Napster, the brand of an early, free music-file sharing service that was born in a university dorm room and helped turn the music industry on its head before being sued out of existence, announced Wednesday (June 29) that it is planning a comeback.
This time around, the company will be built around cryptocurrencies and non-fungible tokens (NFTs), according to a Bloomberg report Wednesday. Behind the move is Hivemind Capital Partners, a crypto venture set up by former Citigroup executive Matt Zhang.

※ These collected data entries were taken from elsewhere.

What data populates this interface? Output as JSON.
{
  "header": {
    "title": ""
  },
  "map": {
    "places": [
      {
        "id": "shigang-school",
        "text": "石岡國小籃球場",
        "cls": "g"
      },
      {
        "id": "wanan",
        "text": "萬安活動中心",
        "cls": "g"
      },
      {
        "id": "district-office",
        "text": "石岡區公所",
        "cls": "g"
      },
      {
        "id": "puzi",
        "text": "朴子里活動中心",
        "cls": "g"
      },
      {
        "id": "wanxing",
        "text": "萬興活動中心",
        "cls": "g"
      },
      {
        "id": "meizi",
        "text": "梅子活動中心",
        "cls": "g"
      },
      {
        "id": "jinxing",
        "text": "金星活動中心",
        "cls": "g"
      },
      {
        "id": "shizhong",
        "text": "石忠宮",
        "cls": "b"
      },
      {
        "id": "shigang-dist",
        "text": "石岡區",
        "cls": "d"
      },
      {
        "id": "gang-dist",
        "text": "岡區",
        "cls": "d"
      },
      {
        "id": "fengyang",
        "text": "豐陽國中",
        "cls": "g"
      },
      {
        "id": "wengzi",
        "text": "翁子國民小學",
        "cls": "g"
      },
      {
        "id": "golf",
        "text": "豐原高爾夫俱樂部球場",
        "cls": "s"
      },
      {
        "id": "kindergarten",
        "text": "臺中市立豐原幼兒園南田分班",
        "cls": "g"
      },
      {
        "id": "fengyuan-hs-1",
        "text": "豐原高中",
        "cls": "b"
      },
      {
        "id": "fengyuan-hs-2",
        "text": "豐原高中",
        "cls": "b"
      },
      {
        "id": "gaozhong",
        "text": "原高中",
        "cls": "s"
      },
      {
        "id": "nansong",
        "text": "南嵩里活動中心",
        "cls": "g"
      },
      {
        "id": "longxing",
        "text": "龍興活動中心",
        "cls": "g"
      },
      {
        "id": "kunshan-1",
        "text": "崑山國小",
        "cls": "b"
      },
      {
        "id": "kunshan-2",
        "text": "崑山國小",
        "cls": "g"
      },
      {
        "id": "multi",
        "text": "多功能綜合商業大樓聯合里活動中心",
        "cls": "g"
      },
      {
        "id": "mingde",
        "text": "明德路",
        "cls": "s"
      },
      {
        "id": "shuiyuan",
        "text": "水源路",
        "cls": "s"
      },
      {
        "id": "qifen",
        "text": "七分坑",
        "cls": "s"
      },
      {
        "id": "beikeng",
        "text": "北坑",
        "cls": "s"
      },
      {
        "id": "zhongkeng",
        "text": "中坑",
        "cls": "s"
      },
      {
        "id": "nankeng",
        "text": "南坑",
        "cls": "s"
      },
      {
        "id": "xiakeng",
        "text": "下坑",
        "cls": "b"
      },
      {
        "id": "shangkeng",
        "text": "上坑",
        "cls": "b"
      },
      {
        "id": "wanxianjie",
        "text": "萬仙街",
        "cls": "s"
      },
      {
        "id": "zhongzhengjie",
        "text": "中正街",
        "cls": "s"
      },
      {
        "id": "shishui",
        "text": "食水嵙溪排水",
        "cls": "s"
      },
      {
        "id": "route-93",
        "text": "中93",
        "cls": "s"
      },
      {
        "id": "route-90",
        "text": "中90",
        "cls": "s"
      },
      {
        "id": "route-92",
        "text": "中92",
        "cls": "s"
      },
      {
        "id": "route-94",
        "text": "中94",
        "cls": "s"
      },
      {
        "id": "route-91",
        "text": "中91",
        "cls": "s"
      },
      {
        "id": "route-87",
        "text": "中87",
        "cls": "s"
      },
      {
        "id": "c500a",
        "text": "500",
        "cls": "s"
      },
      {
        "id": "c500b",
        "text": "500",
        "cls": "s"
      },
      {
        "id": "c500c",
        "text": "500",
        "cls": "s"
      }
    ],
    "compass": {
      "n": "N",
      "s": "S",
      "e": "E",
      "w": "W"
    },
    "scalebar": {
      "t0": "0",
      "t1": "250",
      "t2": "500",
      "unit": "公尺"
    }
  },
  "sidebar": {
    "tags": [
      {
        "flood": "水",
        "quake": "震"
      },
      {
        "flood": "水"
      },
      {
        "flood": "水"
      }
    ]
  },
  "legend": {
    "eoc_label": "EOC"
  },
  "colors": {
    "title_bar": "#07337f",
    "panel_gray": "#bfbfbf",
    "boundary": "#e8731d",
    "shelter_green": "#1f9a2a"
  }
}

Napster will use $NAPSTER tokens issued using the Algorand blockchain protocol, which will let artists provide holders with curated music and experiences, according to the report.
The Bloomberg report noted that the new Napster is comparable to a similar resurrection for LimeWire, and it could find itself competing with OpenSea and other companies looking for new digital opportunities.
Napster is also entering a marketplace where Spotify, as of its most-recent public report, had 419 million average monthly users.
See also: Spotify Touts Growth in Users, Subscribers, Podcasts
Speaking about Napster’s early days, Emmy Lovell, Napster’s interim chief executive, told Bloomberg: “Obviously it was completely illegitimate and there was a big backlash. But it does still continue to have the reputation of a disruptor and an industry innovator.”
The report noted that in January, Napster put most of its assets in a new private company valued at $45.6 million. The new Napster platform will operate on a network operated by blockchain company Algorand, which was part of the group that recently bought Napster. A launch date has not been set.
“We’re entering the streaming-plus era of music, which is one of the few scaled business sectors where adoption of blockchain tech actually makes immediate sense for everyone,” Lovell said in a company press release. “People who make music, people who listen to it and those who own its IP all already depend heavily on technology.
“Web3 offers a chance to deepen, extend and improve the music ecosystem.”